Sur la voie des « gilets jaunes »
Le Rassemblement national, qui a lancé sa campagne pour les européennes dimanche, veut porter la colère des manifestants. Mais le parti de Marine Le Pen se défend de toute récupération politique.
Du bleu, du blanc, du rouge, mais pas de jaune. Dans les travées de la maison de la Mutualité (Paris, 5e), aucun militant du RN n’arbore le fameux gilet jaune, devenu le symbole du mouvement de contestation que le parti frontiste soutient pourtant depuis ses débuts, il y a deux mois. Un journaliste croit savoir que le DPS, le service d’ordre du RN, a demandé à l’entrée à une dizaine de sympathisants d’enlever la veste colorée. Un membre de la sécurité confirme la consigne : « Les “gilets jaunes”, c’était hier [samedi]. Aujourd’hui, c’est le lancement des européennes. Vous avez vu des drapeaux RN dans les manifs ? Non, bah, ici, c’est pareil. Chaque chose à sa place. On ne veut pas être accusé de récupération. » L’eurodéputé Nicolas Bay nuance : « Nous sommes là pour apporter des solutions à la colère qui s’exprime contre la politique d’Emmanuel Macron, à l’échelle nationale et européenne. » Aucun représentant du mouvement citoyen sur la liste européenne donc, mais, à la tribune, le jaune est dans toutes les bouches. « Quelle belle leçon sont en train de donner les “gilets jaunes”, héros anonymes de cette France qui ne veut pas disparaître et relève la tête », lance l’ex-ministre sarkozyste Thierry Mariani, récent transfuge. « Nous allons donner un nom à la colère des “gilets jaunes” (…), c’est le vote », abonde l’essayiste Hervé Juvin. Marine Le Pen va plus loin, en ciblant le président. « Le principal responsable de la situation, c’est lui. Il est incapable de ramener l’ordre, mais crée la discorde et, peut-être, demain, le chaos (…). Si Emmanuel Macron n’a pas la sagesse de changer de politique [ou] de se tourner à nouveau vers le peuple par une dissolution (…), alors l’arbitrage démocratique devra venir des européennes. » Sous les acclamations, la présidente du RN poursuit : « Dans le contexte de la saine révolte des “gilets jaunes” », ces élections seront « l’occasion de dénouer la crise politique née de l’aveuglement, de l’intransigeance, du mépris de classe, de la spoliation fiscale et de la déconnexion humaine d’un président, dérangeant dans ses attitudes, inquiétant dans ses comportements, incompétent dans ses fonctions ».
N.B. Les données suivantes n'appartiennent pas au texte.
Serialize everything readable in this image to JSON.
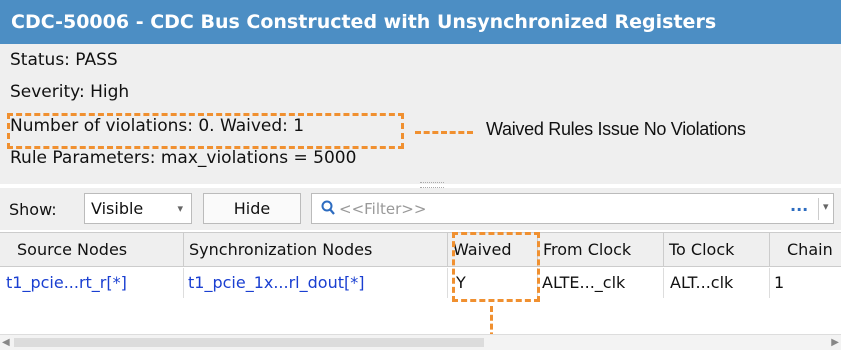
{
  "window": {
    "title": "CDC-50006 - CDC Bus Constructed with Unsynchronized Registers"
  },
  "info": {
    "status": "Status: PASS",
    "severity": "Severity: High",
    "violations": "Number of violations: 0. Waived: 1",
    "parameters": "Rule Parameters: max_violations = 5000"
  },
  "annotation": {
    "callout": "Waived Rules Issue No Violations",
    "color": "#f09030"
  },
  "toolbar": {
    "show_label": "Show:",
    "show_value": "Visible",
    "hide_label": "Hide",
    "filter_placeholder": "<<Filter>>",
    "filter_more": "..."
  },
  "table": {
    "columns": [
      "Source Nodes",
      "Synchronization Nodes",
      "Waived",
      "From Clock",
      "To Clock",
      "Chain"
    ],
    "rows": [
      [
        "t1_pcie...rt_r[*]",
        "t1_pcie_1x...rl_dout[*]",
        "Y",
        "ALTE..._clk",
        "ALT...clk",
        "1"
      ]
    ]
  },
  "colors": {
    "title_bar": "#4c8ec4",
    "link": "#1a3fd1",
    "panel": "#efefef"
  }
}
Pour parler à cette « France des oubliés », Marine Le Pen a prévu « une campagne de proximité », avec des meetings de taille modeste. Elle sait que son parti progresse dans les sondages depuis le début du mouvement, largement soutenu par ses militants. Marie confirme : « Ça ne se voit pas, mais, dans la salle, on est beaucoup à être des “gilets jaunes”. » Elle montre le sien : « Je l’ai toujours sur moi, ça peut servir. »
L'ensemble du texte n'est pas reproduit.